De plus en plus de femmes votent pour le Rassemblement national, malgré les critiques sur son anti-féminisme. Cette tendance s’explique en partie par l’arrivée de Marine Le Pen à la tête du Front National en 2011 et l’effet Bardella. Cependant, les idées du RN n’ont pas changé et restent racistes, xénophobes et misogynes. Le cheval de bataille de l’extrême-droite reste la sécurité, un point qui intéresse particulièrement les femmes. Cette adhésion des femmes est préoccupante, d’autant plus que le RN peut être destructeur pour les droits des femmes et des minorités.
Marine Le Pen et Jordan Bardella : les visages séduisants du Rassemblement national
Alors que le Rassemblement national a été largement critiqué pour son anti-féminisme, de plus en plus de femmes votent pour ce parti. Le 17 juin dernier, Jordan Bardella, le président du RN, s’est adressé aux femmes dans une vidéo postée sur X, promettant de garantir leurs droits et leurs libertés. Cette tendance s’est confirmée lors des élections européennes de 2019 et 2024, où le RN a gagné 10 points dans l’électorat féminin, selon un sondage IPSOS. Un autre sondage IFOP indique même que les femmes ont voté à 32% pour le RN, devant les hommes (31% de votes).

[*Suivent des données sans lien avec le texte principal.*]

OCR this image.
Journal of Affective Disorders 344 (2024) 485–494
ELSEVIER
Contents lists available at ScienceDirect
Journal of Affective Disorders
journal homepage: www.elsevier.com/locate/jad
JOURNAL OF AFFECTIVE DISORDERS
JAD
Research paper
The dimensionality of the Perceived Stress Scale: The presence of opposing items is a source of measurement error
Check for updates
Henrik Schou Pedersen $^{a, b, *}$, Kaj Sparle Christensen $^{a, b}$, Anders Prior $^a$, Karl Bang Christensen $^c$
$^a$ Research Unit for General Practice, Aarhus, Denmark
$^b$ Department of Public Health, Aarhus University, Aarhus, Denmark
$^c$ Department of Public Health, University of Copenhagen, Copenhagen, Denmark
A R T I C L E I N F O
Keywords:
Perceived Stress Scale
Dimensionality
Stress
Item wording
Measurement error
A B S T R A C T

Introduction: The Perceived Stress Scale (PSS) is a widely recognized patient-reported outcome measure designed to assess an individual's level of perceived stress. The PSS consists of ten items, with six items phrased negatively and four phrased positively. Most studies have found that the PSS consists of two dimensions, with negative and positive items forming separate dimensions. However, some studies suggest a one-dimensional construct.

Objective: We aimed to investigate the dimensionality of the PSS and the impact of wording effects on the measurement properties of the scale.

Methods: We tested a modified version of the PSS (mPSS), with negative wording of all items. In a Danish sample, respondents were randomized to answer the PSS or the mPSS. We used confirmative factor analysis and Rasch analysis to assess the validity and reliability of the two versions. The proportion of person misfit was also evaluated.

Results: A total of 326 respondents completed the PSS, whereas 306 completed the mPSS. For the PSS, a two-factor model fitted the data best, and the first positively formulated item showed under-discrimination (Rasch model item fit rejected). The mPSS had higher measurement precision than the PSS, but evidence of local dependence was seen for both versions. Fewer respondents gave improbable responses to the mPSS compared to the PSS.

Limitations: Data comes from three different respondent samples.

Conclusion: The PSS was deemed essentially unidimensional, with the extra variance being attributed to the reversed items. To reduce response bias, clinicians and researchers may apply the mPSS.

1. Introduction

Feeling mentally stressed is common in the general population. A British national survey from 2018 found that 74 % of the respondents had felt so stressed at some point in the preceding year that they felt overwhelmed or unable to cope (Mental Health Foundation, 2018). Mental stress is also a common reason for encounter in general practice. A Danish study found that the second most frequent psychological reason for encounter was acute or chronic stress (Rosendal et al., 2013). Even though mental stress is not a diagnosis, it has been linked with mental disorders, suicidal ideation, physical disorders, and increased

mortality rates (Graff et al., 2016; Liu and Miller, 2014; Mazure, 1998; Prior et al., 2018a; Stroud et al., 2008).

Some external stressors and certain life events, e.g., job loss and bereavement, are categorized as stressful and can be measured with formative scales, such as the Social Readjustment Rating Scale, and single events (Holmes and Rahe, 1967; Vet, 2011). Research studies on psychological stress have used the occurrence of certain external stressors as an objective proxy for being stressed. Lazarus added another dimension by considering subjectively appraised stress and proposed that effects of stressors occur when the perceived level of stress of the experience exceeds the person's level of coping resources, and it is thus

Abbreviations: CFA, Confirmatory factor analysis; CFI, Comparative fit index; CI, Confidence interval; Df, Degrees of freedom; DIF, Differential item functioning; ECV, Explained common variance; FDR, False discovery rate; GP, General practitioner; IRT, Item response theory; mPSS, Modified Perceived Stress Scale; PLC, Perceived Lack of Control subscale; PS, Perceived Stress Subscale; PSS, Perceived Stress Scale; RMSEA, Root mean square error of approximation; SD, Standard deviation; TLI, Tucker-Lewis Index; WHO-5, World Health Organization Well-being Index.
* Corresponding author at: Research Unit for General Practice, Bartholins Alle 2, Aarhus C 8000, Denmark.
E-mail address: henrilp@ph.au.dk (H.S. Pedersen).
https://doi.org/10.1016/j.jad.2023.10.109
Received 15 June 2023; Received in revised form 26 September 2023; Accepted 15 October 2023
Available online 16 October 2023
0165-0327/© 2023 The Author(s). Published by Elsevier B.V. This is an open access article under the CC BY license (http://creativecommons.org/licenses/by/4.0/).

Cette évolution s’explique en partie par l’arrivée de Marine Le Pen à la tête du Front National en 2011. Elle s’est présentée comme une femme libre, une mère divorcée et une amoureuse des animaux, mettant en avant son côté femme lambda. Cette stratégie a séduit de nombreuses femmes en France. De plus, l’effet Bardella, avec sa tête de gendre idéal, a également séduit les plus jeunes et les femmes.
Cependant, les idées du RN n’ont pas changé : racistes, xénophobes, misogynes. Le cheval de bataille de l’extrême-droite reste la sécurité, un point qui intéresse particulièrement les femmes. Anne-Cécile Mailfert, la présidente de la Fondation des femmes, a rencontré Anne, une électrice du RN, qui a expliqué que le mirage de protection offert par les extrêmes droites amène les femmes à être conservatrices. En échange, elles se conforment à des rôles traditionnels, secondaires et aliénants, mais préfèrent les violences qui leur sont familières au risque de celles qui sont étrangères.
Cette adhésion des femmes est préoccupante, d’autant plus que le RN peut être destructeur pour les droits des femmes et des minorités. En mai dernier, Grève féministe a alerté sur le pouvoir de nuisance du RN, rappelant que le parti d’extrême droite s’abstient ou vote contre systématiquement à chaque avancée féministe au Parlement européen. Le collectif a dénoncé l’instrumentalisation du droit des femmes par le RN à des fins électorales.